China Evergrande Group was kicked off the Hong Kong stock exchange on Monday in one of the largest delistings by market value and volume in recent years and marking an end to what’s been a tumultuous boom-and-bust saga for its investors.
Trading in shares in the world’s most indebted developer, with more than $300 billion in liabilities, had been suspended since a court order on January 29 that the company be liquidated after defaulting on its debts and failing to come up with a reorganisation plan.
That paved the way for Evergrande‘s delisting on Monday under the exchange’s rules.
For the most part, the company lived true to its name — it was once the country’s premier developer, its listing in Hong Kong in 2009 was the biggest by a Chinese private developer, and it had the largest pile of debt in the property sector globally.
But for investors in the firm, the journey has been anything but grand.
The developer started with a strong public market debut and a stock value of $9 billion in late 2009 that grew more than five-fold to $51 billion eight years later.
It was worth a meagre $282 million at the time the trade suspension kicked in.
The company’s journey from stock exchange darling to a pariah in the financial markets is a cautionary tale of unbridled debt-fuelled expansion in the world’s second-largest economy.
Its shares fetched HK$31.39 apiece at its peak, and it was down to HK$0.163 when it exchanged hands for the last time.
“The delisting marks a significant milestone, symbolising the culmination of Evergrande‘s dramatic downfall and signalling the end of an era for China’s property-driven growth model,” said Alec Tseung, a partner at investment and advisory company KT Capital Group.
Evergrande declined to comment.
SECTOR HOBBLED
Evergrande is unlikely to be the last to meet such a fate as the sector, which was hit by an unprecedented debt crisis in 2021, continues to be hobbled by a liquidity squeeze and a lack of homebuyer demand, analysts have said.
Earlier this month, China South City became the first state-backed property developer to be subject to a liquidation order from the Hong Kong High Court, following a similar fate for a handful of privately owned peers.
Chinese authorities have been striving to revive the property sector, which once accounted for a quarter of the economy’s GDP, while buyers wait for their unfinished homes and creditors hope to recoup their money.
Evergrande‘s delisting came on a day when property shares in Hong Kong and mainland China rallied on hopes of more stimulus measures from Chinese authorities and as Shanghai removed some restrictions on home purchases.
But not many analysts are convinced about the sector’s recovery prospects.
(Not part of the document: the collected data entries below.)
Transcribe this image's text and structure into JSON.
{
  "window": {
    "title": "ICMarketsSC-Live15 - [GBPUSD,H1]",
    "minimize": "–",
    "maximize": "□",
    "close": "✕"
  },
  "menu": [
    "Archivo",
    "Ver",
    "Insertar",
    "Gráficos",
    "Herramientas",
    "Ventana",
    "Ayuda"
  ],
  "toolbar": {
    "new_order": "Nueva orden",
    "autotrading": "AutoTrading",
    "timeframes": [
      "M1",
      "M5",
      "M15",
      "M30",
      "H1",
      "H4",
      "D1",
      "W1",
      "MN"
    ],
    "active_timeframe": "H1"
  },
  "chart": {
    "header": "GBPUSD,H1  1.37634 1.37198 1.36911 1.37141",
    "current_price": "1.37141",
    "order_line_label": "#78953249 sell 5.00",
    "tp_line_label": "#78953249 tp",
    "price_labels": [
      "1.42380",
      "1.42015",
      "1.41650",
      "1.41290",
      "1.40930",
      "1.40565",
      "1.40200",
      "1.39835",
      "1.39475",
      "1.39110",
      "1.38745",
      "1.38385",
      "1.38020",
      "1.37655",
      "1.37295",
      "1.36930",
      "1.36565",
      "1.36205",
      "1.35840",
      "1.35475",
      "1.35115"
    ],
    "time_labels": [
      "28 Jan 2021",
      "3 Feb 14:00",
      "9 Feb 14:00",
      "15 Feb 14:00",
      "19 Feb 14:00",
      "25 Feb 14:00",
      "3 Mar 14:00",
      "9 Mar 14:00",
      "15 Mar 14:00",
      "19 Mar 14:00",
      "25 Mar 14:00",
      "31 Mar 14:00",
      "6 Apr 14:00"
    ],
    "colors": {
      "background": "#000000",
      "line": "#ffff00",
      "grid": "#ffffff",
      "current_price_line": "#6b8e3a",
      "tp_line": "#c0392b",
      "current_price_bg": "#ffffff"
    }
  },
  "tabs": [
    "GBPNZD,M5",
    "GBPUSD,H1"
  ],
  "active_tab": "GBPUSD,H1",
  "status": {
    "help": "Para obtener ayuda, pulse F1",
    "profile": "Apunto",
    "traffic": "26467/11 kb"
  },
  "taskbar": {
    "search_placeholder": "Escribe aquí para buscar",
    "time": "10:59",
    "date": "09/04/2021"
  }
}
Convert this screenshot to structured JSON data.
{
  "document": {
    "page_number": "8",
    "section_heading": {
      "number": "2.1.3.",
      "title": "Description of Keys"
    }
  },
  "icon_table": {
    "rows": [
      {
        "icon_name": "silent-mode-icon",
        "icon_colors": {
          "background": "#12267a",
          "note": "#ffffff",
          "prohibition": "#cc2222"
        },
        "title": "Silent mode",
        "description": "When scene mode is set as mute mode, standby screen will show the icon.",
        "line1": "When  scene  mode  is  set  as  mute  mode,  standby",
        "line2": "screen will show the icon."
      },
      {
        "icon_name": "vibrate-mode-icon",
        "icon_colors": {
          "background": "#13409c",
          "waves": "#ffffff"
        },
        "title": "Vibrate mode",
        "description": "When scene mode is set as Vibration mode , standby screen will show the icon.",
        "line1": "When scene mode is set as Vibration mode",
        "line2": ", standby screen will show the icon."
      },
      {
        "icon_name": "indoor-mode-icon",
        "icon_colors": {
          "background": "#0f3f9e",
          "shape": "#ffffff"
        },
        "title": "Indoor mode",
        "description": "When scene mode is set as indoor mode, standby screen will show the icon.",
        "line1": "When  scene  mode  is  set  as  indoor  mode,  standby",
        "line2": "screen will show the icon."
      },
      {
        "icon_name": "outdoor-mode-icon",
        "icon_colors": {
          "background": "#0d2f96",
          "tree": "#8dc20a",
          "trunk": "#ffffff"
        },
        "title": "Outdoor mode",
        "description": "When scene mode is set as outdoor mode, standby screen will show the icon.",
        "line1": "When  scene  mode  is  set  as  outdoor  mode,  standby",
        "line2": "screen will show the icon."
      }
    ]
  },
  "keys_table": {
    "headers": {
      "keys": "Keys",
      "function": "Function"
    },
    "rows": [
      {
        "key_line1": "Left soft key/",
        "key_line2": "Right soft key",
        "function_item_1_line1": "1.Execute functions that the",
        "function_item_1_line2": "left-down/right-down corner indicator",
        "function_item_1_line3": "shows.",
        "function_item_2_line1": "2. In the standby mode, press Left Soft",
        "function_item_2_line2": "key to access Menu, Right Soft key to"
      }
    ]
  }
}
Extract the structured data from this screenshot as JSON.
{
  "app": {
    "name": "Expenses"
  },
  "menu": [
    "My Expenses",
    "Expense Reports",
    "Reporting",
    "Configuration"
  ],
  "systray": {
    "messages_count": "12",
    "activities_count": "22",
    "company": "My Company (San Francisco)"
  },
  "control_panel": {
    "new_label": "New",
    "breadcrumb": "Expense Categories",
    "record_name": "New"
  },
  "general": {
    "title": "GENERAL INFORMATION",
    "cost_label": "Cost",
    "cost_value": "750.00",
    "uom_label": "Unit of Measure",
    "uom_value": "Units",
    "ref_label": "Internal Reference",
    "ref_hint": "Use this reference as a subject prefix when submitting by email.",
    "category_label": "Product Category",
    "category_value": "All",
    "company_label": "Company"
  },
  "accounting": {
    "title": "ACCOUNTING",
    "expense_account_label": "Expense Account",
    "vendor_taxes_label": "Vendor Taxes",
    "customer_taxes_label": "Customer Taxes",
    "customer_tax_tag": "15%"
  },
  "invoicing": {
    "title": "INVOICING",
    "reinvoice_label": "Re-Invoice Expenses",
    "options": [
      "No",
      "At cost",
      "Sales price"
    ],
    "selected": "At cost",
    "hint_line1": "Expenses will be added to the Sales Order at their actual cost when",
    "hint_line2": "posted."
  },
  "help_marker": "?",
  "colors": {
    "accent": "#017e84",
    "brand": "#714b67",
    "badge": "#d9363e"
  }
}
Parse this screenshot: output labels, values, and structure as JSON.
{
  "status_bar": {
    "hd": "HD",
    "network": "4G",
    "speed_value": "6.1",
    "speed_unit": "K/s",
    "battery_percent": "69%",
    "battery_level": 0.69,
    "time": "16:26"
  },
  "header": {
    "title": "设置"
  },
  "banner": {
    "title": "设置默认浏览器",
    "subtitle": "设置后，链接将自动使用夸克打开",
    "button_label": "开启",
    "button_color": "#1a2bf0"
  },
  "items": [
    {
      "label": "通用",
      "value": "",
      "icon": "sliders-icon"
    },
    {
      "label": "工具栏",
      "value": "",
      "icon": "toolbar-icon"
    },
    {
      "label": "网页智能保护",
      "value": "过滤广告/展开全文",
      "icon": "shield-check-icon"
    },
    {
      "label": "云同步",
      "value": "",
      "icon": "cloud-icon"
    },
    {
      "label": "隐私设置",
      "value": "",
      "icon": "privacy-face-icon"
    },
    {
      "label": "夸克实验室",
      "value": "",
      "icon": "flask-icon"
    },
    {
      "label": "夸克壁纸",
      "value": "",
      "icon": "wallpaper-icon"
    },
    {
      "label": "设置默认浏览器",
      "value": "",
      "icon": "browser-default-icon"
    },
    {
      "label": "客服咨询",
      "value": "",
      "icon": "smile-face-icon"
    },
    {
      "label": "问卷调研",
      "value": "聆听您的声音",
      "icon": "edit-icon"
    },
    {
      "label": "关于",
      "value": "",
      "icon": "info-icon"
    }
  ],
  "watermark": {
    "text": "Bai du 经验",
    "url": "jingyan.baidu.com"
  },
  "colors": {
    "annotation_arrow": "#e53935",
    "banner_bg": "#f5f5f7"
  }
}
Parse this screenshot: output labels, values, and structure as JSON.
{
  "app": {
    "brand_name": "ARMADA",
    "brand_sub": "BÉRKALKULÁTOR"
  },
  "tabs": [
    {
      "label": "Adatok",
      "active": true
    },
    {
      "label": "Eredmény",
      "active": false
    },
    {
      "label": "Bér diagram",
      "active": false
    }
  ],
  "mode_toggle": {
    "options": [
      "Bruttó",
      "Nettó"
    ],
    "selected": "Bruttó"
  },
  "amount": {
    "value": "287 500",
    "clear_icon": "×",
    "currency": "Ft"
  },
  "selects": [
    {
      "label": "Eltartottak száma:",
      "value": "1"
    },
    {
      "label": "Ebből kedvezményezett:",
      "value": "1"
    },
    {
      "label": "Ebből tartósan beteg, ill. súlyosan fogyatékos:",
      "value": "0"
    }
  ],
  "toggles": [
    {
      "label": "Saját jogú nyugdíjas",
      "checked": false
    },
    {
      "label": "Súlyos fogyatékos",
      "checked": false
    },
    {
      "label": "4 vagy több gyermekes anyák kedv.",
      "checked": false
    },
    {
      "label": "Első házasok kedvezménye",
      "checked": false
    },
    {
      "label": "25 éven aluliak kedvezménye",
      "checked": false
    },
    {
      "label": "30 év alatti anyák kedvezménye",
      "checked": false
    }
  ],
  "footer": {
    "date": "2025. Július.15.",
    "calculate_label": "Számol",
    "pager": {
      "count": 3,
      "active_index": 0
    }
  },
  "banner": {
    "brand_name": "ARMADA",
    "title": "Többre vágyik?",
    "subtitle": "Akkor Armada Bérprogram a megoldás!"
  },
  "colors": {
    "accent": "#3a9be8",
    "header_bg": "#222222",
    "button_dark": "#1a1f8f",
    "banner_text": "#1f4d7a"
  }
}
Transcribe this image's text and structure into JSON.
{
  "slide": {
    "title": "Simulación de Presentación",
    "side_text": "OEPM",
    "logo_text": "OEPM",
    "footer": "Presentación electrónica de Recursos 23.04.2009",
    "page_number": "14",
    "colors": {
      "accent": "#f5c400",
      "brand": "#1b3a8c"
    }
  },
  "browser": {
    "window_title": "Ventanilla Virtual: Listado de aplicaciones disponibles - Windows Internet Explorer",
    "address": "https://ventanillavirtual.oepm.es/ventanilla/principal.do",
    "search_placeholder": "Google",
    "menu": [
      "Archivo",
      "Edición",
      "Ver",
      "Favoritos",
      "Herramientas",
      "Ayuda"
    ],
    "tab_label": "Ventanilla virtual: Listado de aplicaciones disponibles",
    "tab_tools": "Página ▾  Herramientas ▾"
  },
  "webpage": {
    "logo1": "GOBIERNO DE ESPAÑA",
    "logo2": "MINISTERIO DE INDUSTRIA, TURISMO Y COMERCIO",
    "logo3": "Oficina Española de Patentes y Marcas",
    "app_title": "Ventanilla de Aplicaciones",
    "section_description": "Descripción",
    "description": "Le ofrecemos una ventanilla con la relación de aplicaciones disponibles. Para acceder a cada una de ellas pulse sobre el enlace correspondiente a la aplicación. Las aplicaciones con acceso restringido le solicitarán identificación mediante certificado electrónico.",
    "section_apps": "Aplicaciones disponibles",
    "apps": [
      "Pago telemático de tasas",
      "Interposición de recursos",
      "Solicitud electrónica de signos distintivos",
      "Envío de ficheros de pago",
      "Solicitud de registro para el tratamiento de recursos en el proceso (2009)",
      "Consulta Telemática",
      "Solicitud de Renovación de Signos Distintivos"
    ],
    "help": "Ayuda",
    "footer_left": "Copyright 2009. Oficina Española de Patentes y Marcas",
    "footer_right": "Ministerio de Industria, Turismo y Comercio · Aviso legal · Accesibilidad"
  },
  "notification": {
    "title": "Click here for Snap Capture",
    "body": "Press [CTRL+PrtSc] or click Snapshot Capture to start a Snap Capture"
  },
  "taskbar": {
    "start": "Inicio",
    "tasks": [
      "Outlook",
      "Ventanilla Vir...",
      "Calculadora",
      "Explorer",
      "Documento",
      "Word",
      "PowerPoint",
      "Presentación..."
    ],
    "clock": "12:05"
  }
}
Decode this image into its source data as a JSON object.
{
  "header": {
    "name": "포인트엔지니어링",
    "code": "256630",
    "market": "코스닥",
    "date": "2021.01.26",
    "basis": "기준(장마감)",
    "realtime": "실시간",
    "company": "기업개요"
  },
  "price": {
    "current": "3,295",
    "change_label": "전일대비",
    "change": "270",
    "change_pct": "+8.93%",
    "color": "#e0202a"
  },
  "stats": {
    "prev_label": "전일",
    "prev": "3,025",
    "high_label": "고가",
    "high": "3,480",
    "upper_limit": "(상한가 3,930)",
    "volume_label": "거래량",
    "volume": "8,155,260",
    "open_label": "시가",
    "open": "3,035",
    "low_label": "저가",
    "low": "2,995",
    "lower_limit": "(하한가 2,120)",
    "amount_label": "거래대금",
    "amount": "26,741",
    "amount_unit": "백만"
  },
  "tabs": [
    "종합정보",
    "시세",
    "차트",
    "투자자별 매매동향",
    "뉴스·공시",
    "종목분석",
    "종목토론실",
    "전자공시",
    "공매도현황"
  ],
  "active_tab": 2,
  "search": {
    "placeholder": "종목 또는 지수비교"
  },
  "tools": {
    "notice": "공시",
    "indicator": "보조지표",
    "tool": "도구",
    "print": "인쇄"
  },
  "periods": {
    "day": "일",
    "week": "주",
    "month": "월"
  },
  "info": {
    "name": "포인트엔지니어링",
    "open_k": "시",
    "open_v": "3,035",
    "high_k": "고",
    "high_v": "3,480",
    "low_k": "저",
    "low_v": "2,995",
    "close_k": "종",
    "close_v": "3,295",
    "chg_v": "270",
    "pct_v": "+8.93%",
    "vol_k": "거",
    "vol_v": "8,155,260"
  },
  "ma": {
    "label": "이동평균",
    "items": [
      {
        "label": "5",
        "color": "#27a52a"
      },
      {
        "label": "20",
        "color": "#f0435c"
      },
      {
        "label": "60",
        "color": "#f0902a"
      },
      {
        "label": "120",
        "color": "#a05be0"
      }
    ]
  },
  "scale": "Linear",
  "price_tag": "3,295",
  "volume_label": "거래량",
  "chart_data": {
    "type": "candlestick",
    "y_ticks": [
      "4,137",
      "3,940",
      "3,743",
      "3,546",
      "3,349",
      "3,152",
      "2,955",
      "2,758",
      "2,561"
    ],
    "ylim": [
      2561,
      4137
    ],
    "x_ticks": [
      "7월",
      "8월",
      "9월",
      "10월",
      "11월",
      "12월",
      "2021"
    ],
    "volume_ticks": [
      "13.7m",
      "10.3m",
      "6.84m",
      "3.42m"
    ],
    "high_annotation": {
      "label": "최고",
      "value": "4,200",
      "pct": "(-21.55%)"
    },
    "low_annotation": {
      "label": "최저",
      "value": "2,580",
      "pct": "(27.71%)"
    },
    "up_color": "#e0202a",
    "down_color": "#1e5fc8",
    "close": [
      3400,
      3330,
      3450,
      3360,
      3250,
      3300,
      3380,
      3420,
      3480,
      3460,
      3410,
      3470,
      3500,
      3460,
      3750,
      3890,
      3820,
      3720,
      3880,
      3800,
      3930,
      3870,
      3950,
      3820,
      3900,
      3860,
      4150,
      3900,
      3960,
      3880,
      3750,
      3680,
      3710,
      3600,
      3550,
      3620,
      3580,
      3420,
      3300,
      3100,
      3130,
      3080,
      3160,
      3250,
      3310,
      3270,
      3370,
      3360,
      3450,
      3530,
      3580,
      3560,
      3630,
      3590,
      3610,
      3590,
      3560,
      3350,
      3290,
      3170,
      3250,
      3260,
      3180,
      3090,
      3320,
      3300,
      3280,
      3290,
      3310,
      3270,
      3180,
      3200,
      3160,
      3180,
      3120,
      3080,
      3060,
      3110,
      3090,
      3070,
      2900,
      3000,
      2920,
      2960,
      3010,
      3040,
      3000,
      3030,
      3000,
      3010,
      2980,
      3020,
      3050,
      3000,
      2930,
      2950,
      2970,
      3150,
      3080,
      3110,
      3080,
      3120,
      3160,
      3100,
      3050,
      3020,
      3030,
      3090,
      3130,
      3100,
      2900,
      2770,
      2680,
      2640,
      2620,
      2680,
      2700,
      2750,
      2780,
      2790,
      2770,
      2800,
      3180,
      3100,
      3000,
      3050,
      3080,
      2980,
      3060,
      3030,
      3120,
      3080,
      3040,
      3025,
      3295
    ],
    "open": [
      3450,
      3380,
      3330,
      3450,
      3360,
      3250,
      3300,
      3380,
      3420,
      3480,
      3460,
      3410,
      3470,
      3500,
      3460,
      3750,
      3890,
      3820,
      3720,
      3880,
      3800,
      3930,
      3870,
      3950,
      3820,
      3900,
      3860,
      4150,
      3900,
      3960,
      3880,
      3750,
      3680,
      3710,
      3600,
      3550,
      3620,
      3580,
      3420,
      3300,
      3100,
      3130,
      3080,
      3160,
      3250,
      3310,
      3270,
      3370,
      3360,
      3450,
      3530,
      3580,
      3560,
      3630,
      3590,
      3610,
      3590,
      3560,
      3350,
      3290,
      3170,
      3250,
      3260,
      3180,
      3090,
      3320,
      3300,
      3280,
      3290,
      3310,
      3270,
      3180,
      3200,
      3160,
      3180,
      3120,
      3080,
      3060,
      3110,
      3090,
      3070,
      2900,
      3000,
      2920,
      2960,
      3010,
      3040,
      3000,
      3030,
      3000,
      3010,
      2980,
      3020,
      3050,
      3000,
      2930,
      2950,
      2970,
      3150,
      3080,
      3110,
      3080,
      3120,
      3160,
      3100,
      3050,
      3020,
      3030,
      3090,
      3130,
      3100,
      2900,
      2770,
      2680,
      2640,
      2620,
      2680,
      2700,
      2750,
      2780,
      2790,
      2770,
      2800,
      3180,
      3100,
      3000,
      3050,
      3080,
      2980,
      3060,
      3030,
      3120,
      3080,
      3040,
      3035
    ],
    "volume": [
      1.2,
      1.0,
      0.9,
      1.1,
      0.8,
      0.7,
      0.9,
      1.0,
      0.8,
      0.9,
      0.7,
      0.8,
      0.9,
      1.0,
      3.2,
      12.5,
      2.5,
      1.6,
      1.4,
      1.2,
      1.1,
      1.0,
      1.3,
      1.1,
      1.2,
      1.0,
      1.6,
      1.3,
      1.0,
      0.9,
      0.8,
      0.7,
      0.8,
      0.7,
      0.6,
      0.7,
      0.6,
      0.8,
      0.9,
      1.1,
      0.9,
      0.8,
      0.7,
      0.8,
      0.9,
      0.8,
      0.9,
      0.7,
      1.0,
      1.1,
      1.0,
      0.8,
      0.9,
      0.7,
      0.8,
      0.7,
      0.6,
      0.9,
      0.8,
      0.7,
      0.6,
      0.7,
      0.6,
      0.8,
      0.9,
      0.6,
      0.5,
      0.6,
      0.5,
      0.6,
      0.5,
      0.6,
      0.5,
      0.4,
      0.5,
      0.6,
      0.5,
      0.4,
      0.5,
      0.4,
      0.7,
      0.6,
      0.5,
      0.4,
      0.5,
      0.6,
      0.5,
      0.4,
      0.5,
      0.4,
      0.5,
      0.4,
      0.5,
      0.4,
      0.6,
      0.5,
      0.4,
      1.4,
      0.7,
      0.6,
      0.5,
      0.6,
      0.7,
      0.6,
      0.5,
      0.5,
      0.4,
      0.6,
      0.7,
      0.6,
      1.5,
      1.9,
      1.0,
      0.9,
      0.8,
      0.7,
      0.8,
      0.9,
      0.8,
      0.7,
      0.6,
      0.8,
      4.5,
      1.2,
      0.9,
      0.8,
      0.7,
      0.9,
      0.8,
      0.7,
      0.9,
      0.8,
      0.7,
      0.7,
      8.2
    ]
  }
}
“It’ll be hard to revive consumption demand and sentiment when people have an empty pocket,” said Oscar Choi, chief investment officer of Hong Kong-based Oscar and Partners Capital Ltd, who covered Evergrande as an equity analyst for many years previously at an investment bank.
LIQUIDATION PROCESS
Many other developers are scrambling to stay afloat and avoid liquidation by securing creditors’ support to revamp debt, analysts have said.
Evergrande‘s rapid rise to the top followed by its dramatic collapse mirrors the fate of its founder, who was raised by his grandmother in a rural village in central Henan province, started as a steel technician and became one of China’s richest people.
At Evergrande‘s listing party in 2009, the founder Hui Ka Yan was joined by many of Hong Kong’s tycoons, including Cheng Yu-tung, the late founder of Hong Kong property giant New World Development, and Chinese Estates’ founder Joseph Lau.
In March last year, Hui was barred from the securities market for life and fined 47 million yuan after the regulator accused the group’s flagship unit of inflating results, securities fraud and failing to make timely disclosures.
While Hui has not been seen in public since he was detained by Chinese authorities in 2023, the company liquidators are fighting court battles with him to freeze his and his former spouse’s overseas assets and to recover $6 billion in dividends and remuneration paid to him and other former executives.
Lawyers expect the liquidation process to take a decade and the recovery rate for creditors is likely to be very low.
Evergrande‘s liquidators said last week they have recovered about $255 million from selling the firm’s offshore assets, which included school bonds, club memberships, artwork and motor vehicles.
That compares to creditors’ claims made to liquidators of $45 billion. Hopes for some homebuyers and investors, who put money into Evergrande wealth management products, meanwhile, are also diminishing.
“After a lot of property viewings, I chose Evergrande because I thought such a big developer would not collapse. I was wrong,” social media user 8AD2D1D4, who is waiting to receive his home purchase, wrote in a post on the Douyin platform.